While Canada suffers from a legal data deficit, some Canadian organizations provide important access; others are seeking to alter the status quo.

CanLII

For individuals looking to examine judicial decisions or to access a read-only API to access metadata about judicial decisions, CanLII is a fantastic resource.

CanLII provides open-access to court judgments from all Canadian courts and many tribunals. CanLII maintains an API that allows authorized developers to programmatically access metadata from the CanLII collection. To apply for an API key, you must avail CanLII’s feedback form.

Legal Data Innovation Institute (LIDI)

For individuals looking to examine judicial decisions in bulk formats, this resource provides one of only ways to do so.

LIDI takes inspiration from the global free access to law community and many other public interest legal technology innovators and university research labs. LIDI lowers the barriers and expands the circle of innovation in Canadian legal data beyond the small and closed group of legal publishers that currently possess extensive primary law collections.
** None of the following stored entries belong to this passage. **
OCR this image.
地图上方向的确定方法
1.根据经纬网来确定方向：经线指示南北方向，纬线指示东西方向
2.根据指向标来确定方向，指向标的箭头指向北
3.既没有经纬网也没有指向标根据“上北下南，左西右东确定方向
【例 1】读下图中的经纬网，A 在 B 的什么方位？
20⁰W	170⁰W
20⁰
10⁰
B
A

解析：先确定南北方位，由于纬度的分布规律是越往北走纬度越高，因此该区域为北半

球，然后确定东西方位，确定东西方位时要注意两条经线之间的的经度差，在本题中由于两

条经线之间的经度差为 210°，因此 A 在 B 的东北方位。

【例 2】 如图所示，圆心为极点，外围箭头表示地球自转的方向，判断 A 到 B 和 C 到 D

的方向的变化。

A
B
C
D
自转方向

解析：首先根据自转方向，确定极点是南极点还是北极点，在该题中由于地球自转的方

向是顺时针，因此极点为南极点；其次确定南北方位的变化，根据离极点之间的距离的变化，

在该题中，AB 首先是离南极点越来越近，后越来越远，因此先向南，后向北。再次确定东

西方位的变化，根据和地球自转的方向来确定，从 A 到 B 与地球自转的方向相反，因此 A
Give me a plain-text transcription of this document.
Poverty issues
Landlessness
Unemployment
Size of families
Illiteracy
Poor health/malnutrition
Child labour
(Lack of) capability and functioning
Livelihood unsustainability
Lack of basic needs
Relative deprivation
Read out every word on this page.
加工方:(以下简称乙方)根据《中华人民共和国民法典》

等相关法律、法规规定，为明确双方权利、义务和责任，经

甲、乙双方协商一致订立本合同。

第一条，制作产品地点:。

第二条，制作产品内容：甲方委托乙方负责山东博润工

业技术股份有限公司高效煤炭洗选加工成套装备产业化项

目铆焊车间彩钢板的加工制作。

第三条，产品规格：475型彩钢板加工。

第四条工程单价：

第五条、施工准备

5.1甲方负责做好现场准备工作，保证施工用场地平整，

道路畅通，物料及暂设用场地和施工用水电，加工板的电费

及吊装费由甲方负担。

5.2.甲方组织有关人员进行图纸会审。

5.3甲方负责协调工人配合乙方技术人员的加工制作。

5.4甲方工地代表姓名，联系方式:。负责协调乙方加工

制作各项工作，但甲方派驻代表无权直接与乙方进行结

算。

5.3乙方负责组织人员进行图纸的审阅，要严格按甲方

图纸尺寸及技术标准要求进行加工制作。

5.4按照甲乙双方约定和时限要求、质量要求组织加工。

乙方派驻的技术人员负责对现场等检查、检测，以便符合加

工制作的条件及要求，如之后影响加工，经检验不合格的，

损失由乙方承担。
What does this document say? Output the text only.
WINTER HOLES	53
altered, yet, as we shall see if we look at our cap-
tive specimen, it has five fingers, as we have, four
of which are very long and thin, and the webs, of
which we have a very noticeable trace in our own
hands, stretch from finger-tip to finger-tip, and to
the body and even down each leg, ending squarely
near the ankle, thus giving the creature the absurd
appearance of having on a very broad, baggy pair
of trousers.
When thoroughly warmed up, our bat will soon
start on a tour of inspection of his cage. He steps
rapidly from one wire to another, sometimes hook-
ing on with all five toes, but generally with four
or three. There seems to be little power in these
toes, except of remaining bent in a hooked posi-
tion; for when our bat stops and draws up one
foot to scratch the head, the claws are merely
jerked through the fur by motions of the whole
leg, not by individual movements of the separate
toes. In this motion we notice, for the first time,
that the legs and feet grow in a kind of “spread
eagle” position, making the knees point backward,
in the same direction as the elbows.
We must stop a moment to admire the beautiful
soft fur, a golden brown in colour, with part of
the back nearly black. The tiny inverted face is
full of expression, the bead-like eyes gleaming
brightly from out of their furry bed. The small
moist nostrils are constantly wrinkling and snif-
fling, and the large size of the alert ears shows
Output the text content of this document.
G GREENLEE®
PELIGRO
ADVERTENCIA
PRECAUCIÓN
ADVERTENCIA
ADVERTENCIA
The Supreme Court of Canada Decisions Project

This database includes information about each reported decision of the Supreme Court of Canada from 1954 onward—including information about appellants and respondents, case history, case dispositions, case issues, and judges’ votes in each case. Professor Ben Alarie and Andrew Green of the University of Toronto Faculty of Law provided Lenczner Slaght with a dataset of every Supreme Court of Canada decision from 1954 through 2013. Lenczner Slaght then validated and cleaned the historical data; they then updated the dataset to the present.

Think Data Works

For individuals looking to examine and access what provincial legal data does exist, this resource is a great starting point. Unfortunately, provinces maintain little data on courts that’s amendable to empirical legal research.

Data Science for Lawyers

For individuals looking to improve their knowledge of the intersection of computer programming, data science, and the law, this resource is fantastic.

Data science for lawyers addresses lectures, scripts, and exercises that deal with different legal data science applications. Its goal isn’t turning you into a programmer. Rather, the goal is helping you learn how to approach and solve big legal questions in a simple programming environment.

Federated Research Data Repository (FRDR)

For individuals looking to examine some datasets that academics have created and some government data, this resource is a good starting point. From brief reviews, this resource unfortunately doesn’t contain much data about Canada’s legal system. But this repository is fairly new.

FRDR does, however, include research datasets originating from researchers affiliated with Canadian institutions. Some data deposited to other repositories across Canada can also be found here.